According to Mark Waser, the project of replacing human politicians with algorithms would yield positive results, far in advance of its nominal accomplishment. As he concludes: “I think that AI leadership is a tremendous idea, not the least because the path towards it necessarily improves human leadership (and civic debate).”
The extent to which the deep Anglo tradition tends in this direction is easy to under-estimate. Magna Carta was already a beta version draft of machine governance, as every serious initiative at constitutionalism has been. The principle of limited government finds its consummation in the ideal of rigid algorithmic constraint, and the impracticality of such an objective in no way diminishes the well-springs of motivation behind it. The programmatic erosion of political charisma is one obvious spin-off benefit.
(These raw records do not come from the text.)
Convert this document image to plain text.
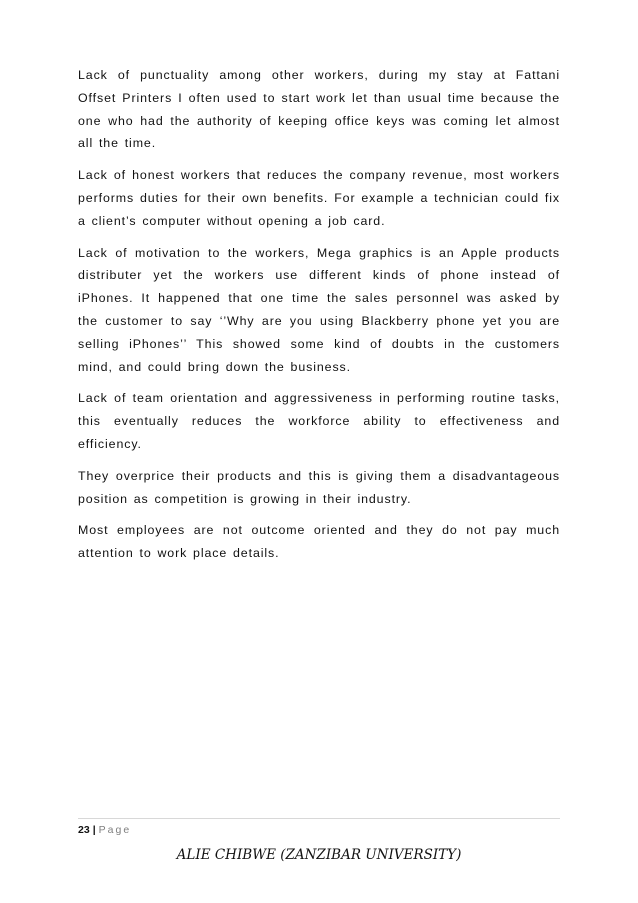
Lack of punctuality among other workers, during my stay at Fattani Offset Printers I often used to start work let than usual time because the one who had the authority of keeping office keys was coming let almost all the time.

Lack of honest workers that reduces the company revenue, most workers performs duties for their own benefits. For example a technician could fix a client’s computer without opening a job card.

Lack of motivation to the workers, Mega graphics is an Apple products distributer yet the workers use different kinds of phone instead of iPhones. It happened that one time the sales personnel was asked by the customer to say ‘’Why are you using Blackberry phone yet you are selling iPhones’’ This showed some kind of doubts in the customers mind, and could bring down the business.

Lack of team orientation and aggressiveness in performing routine tasks, this eventually reduces the workforce ability to effectiveness and efficiency.

They overprice their products and this is giving them a disadvantageous position as competition is growing in their industry.

Most employees are not outcome oriented and they do not pay much attention to work place details.

23 | Page
ALIE CHIBWE (ZANZIBAR UNIVERSITY)
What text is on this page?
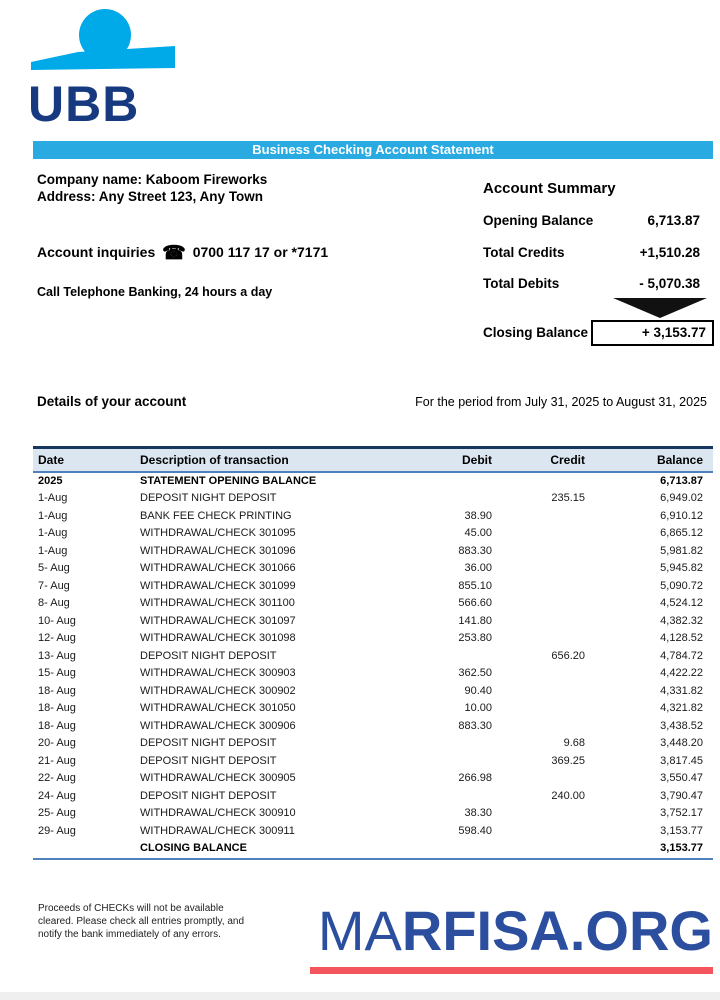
UBB
Business Checking Account Statement
Company name: Kaboom Fireworks
Address: Any Street 123, Any Town
Account inquiries ☎ 0700 117 17 or *7171
Call Telephone Banking, 24 hours a day
Account Summary
Opening Balance	6,713.87
Total Credits	+1,510.28
Total Debits	- 5,070.38
Closing Balance	+ 3,153.77
Details of your account	For the period from July 31, 2025 to August 31, 2025
Date	Description of transaction	Debit	Credit	Balance
2025	STATEMENT OPENING BALANCE			6,713.87
1-Aug	DEPOSIT NIGHT DEPOSIT		235.15	6,949.02
1-Aug	BANK FEE CHECK PRINTING	38.90		6,910.12
1-Aug	WITHDRAWAL/CHECK 301095	45.00		6,865.12
1-Aug	WITHDRAWAL/CHECK 301096	883.30		5,981.82
5- Aug	WITHDRAWAL/CHECK 301066	36.00		5,945.82
7- Aug	WITHDRAWAL/CHECK 301099	855.10		5,090.72
8- Aug	WITHDRAWAL/CHECK 301100	566.60		4,524.12
10- Aug	WITHDRAWAL/CHECK 301097	141.80		4,382.32
12- Aug	WITHDRAWAL/CHECK 301098	253.80		4,128.52
13- Aug	DEPOSIT NIGHT DEPOSIT		656.20	4,784.72
15- Aug	WITHDRAWAL/CHECK 300903	362.50		4,422.22
18- Aug	WITHDRAWAL/CHECK 300902	90.40		4,331.82
18- Aug	WITHDRAWAL/CHECK 301050	10.00		4,321.82
18- Aug	WITHDRAWAL/CHECK 300906	883.30		3,438.52
20- Aug	DEPOSIT NIGHT DEPOSIT		9.68	3,448.20
21- Aug	DEPOSIT NIGHT DEPOSIT		369.25	3,817.45
22- Aug	WITHDRAWAL/CHECK 300905	266.98		3,550.47
24- Aug	DEPOSIT NIGHT DEPOSIT		240.00	3,790.47
25- Aug	WITHDRAWAL/CHECK 300910	38.30		3,752.17
29- Aug	WITHDRAWAL/CHECK 300911	598.40		3,153.77
	CLOSING BALANCE			3,153.77
Proceeds of CHECKs will not be available
cleared. Please check all entries promptly, and
notify the bank immediately of any errors.	MARFISA.ORG
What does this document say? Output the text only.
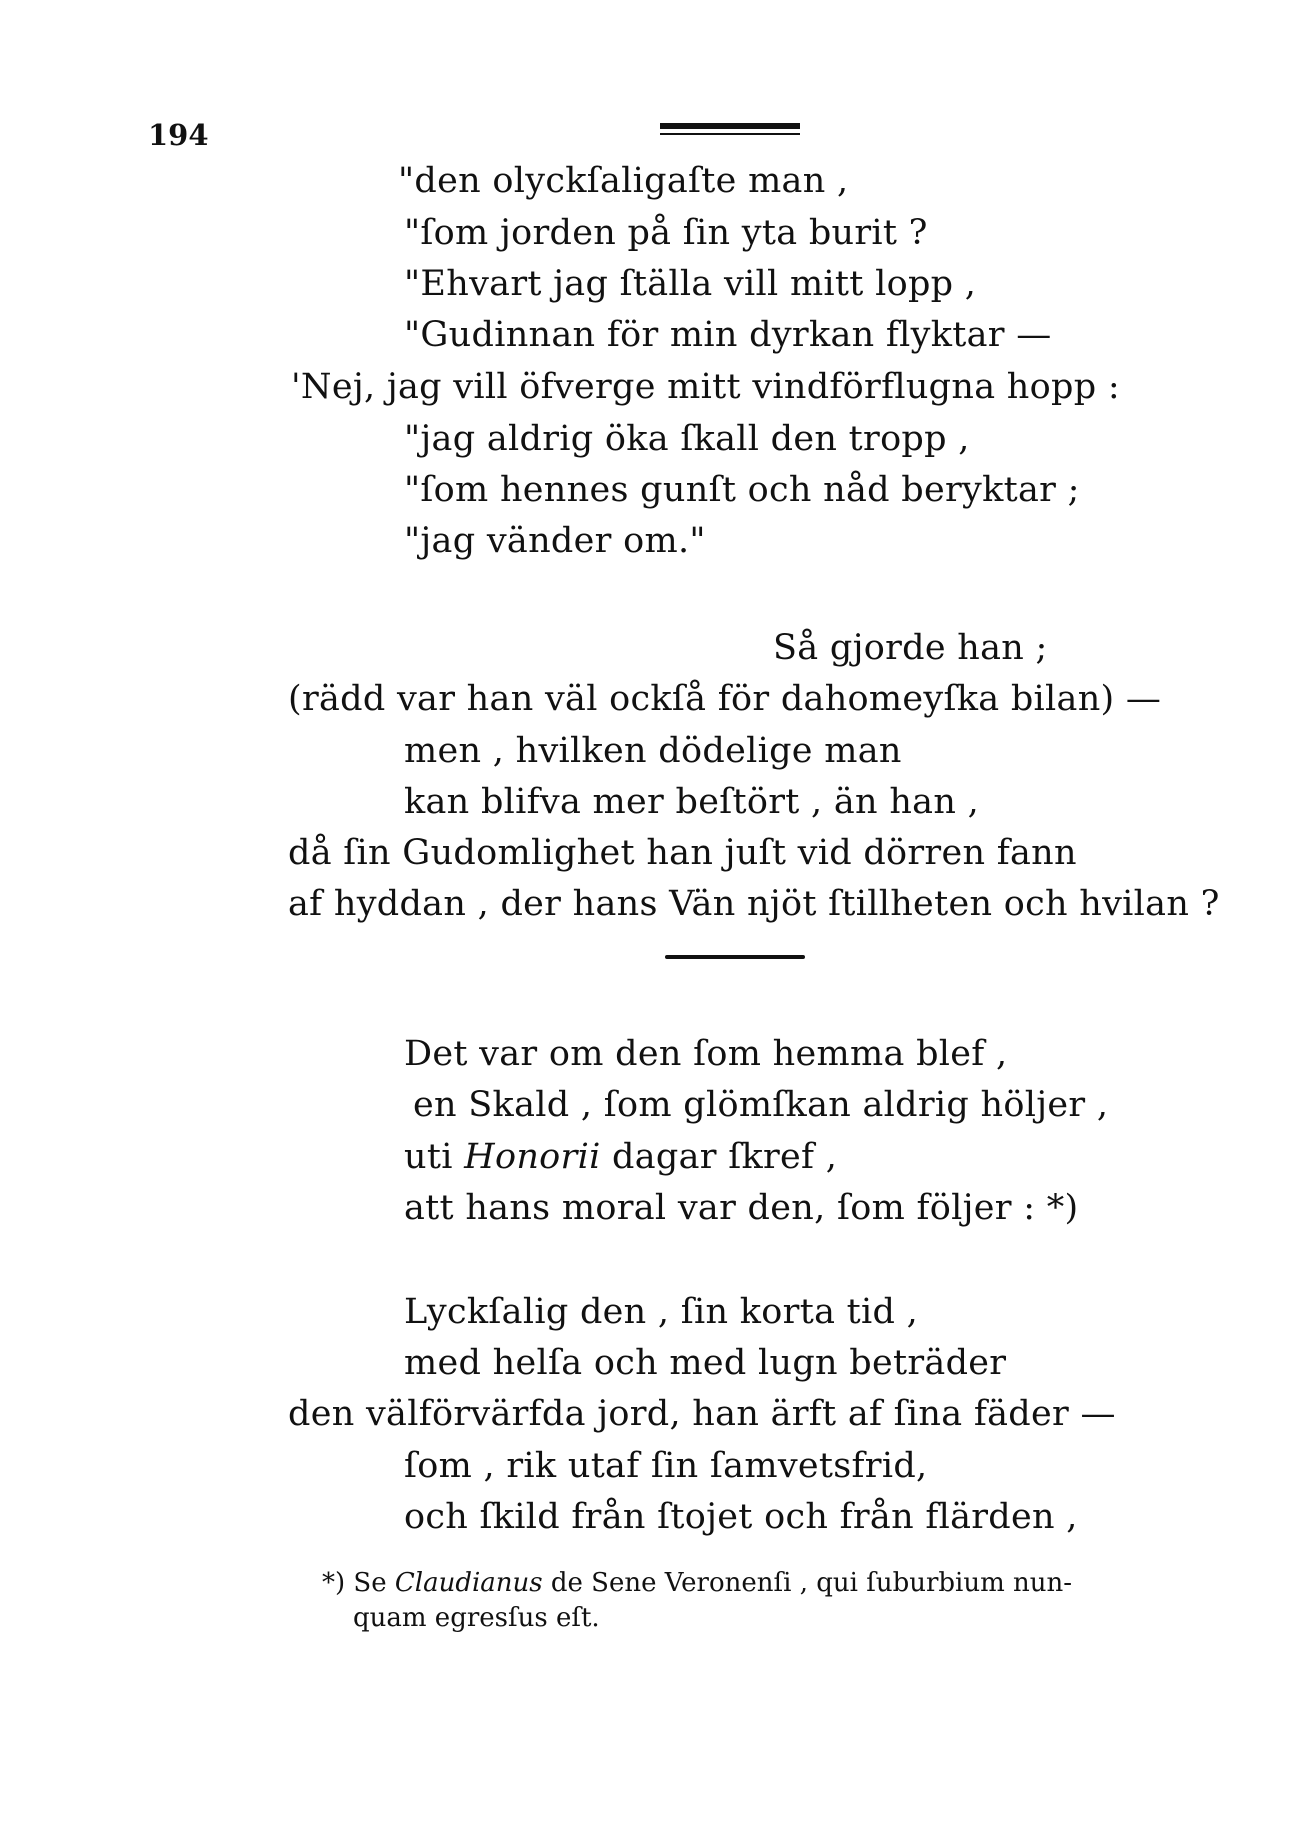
194
"den olyckſaligaſte man ,
"ſom jorden på ſin yta burit ?
"Ehvart jag ſtälla vill mitt lopp ,
"Gudinnan för min dyrkan flyktar —
'Nej, jag vill öfverge mitt vindförflugna hopp :
"jag aldrig öka ſkall den tropp ,
"ſom hennes gunſt och nåd beryktar ;
"jag vänder om."
Så gjorde han ;
(rädd var han väl ockſå för dahomeyſka bilan) —
men , hvilken dödelige man
kan blifva mer beſtört , än han ,
då ſin Gudomlighet han juſt vid dörren fann
af hyddan , der hans Vän njöt ſtillheten och hvilan ?
Det var om den ſom hemma blef ,
en Skald , ſom glömſkan aldrig höljer ,
uti Honorii dagar ſkref ,
att hans moral var den, ſom följer : *)
Lyckſalig den , ſin korta tid ,
med helſa och med lugn beträder
den välförvärfda jord, han ärft af ſina fäder —
ſom , rik utaf ſin ſamvetsfrid,
och ſkild från ſtojet och från flärden ,
*) Se Claudianus de Sene Veronenſi , qui ſuburbium nun-
quam egresſus eſt.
In the Anglophone world — at least, until the most recent spasms of its degeneration — the call to empower the people has always been an unfortunate derivation from attempts to disempower government authority, by subjecting it to structural checks, and subtracting its discretion to the greatest possible extent. Computerizing a fast food restaurant gets you a cheaper hamburger. Computerizing government promises something far more deeply attuned to ancient political-economic impulses.
As Waser suggests: Merely letting politicians know that their definitive abolition is in prospect sends a valuable signal in its own right. Perhaps, in the interim, it could even train them to behave more like machines.